Pierce's disease, a lethal disease of grapevine, is caused by Xylella fastidiosa, a gram-negative, xylem-limited bacterium that is transmitted from plant to plant by xylem-feeding insects. Strains of X. fastidiosa also have been associated with diseases that cause tremendous losses in many other economically important plants, including citrus. Although the complete genome sequence of X. fastidiosa has recently been determined, the inability to transform or produce transposon mutants of X. fastidiosa has been a major impediment to understanding pathogen-, plant-, and insect-vector interactions. We evaluated the ability of four different suicide vectors carrying either Tn5 or Tn10 transposons as well as a preformed Tn5 transposase-transposon synaptic complex (transposome) to transpose X. fastidiosa.

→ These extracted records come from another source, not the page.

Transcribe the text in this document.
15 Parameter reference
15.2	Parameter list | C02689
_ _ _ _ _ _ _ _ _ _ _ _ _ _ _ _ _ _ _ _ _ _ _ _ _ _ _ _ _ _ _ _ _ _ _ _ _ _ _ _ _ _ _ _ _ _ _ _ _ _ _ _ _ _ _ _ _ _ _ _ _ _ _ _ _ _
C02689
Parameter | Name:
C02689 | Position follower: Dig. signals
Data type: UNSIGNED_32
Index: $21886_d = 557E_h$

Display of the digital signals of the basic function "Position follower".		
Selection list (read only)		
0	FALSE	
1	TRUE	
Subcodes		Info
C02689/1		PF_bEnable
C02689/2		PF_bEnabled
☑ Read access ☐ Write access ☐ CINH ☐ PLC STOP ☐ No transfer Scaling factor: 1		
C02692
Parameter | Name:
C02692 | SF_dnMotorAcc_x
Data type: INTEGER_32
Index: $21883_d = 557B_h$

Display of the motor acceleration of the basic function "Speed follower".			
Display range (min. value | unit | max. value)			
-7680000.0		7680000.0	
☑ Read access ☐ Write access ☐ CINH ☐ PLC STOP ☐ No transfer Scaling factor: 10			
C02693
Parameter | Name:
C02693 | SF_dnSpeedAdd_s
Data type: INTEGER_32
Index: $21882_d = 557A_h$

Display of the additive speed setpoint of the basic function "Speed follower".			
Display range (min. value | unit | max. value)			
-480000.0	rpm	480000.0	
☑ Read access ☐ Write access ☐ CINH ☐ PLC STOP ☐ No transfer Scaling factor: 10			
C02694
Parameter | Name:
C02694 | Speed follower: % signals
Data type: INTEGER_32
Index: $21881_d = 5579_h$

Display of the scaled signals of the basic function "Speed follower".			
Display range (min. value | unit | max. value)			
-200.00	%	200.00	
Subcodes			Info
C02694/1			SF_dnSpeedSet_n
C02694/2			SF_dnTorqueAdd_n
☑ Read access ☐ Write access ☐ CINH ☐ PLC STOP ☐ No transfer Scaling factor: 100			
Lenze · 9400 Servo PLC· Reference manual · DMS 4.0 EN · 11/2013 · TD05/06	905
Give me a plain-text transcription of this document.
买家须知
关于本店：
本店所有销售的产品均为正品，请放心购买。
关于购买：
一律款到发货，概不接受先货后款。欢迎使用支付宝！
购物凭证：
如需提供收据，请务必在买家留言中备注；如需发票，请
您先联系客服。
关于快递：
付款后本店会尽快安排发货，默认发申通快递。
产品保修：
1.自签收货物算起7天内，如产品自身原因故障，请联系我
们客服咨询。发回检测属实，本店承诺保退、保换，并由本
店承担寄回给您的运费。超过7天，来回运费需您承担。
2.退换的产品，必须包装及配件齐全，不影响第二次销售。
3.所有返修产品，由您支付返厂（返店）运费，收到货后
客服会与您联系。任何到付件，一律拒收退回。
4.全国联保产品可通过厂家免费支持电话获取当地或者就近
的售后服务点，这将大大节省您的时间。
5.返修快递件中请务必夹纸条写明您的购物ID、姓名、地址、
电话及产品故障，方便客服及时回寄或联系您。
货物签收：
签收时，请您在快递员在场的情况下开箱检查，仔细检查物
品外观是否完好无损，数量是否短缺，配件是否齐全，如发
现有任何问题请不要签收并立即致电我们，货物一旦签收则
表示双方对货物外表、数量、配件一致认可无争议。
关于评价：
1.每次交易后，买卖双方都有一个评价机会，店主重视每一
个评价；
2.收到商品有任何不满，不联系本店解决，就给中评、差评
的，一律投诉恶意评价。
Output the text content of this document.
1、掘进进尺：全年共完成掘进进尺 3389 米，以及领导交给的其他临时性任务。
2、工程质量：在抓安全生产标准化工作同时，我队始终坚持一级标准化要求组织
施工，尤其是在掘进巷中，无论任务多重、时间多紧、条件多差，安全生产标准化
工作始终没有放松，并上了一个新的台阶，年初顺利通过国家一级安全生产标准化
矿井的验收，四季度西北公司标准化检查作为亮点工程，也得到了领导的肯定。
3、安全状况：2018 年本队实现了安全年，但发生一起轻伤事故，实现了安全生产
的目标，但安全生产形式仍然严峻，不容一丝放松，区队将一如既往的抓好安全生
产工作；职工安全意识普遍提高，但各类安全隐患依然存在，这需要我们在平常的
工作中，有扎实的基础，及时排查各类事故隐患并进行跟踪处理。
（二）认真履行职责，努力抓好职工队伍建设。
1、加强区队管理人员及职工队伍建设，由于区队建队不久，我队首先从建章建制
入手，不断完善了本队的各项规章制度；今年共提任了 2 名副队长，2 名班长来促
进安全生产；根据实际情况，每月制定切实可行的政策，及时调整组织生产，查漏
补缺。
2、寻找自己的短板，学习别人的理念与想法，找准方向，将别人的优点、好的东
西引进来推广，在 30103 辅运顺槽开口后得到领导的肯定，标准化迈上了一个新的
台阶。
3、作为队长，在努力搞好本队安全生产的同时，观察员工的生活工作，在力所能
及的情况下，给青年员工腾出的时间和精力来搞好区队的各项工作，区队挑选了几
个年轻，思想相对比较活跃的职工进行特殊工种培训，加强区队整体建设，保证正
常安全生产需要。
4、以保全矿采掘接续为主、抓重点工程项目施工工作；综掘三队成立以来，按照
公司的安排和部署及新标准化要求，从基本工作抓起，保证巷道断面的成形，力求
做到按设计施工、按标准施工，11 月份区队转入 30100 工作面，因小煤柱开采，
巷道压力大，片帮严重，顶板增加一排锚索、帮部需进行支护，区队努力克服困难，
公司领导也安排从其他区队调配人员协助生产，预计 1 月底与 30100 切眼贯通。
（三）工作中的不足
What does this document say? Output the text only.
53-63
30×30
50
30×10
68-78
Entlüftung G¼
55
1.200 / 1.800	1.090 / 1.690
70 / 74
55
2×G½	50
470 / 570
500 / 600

The four suicide vectors failed to produce any detectable transposition events. Electroporation of transposomes, however, yielded 6 × 10³ and 4 × 10³ Tn5 mutants per μg of DNA in two different grapevine strains of X. fastidiosa. Molecular analysis showed that the transposition insertions were single, independent, stable events. Sequence analysis of the Tn5 insertion sites indicated that the transpositions occur randomly in the X. fastidiosa genome. Transposome-mediated mutagenesis should facilitate the identification of X. fastidiosa genes that mediate plant pathogenicity and insect transmission.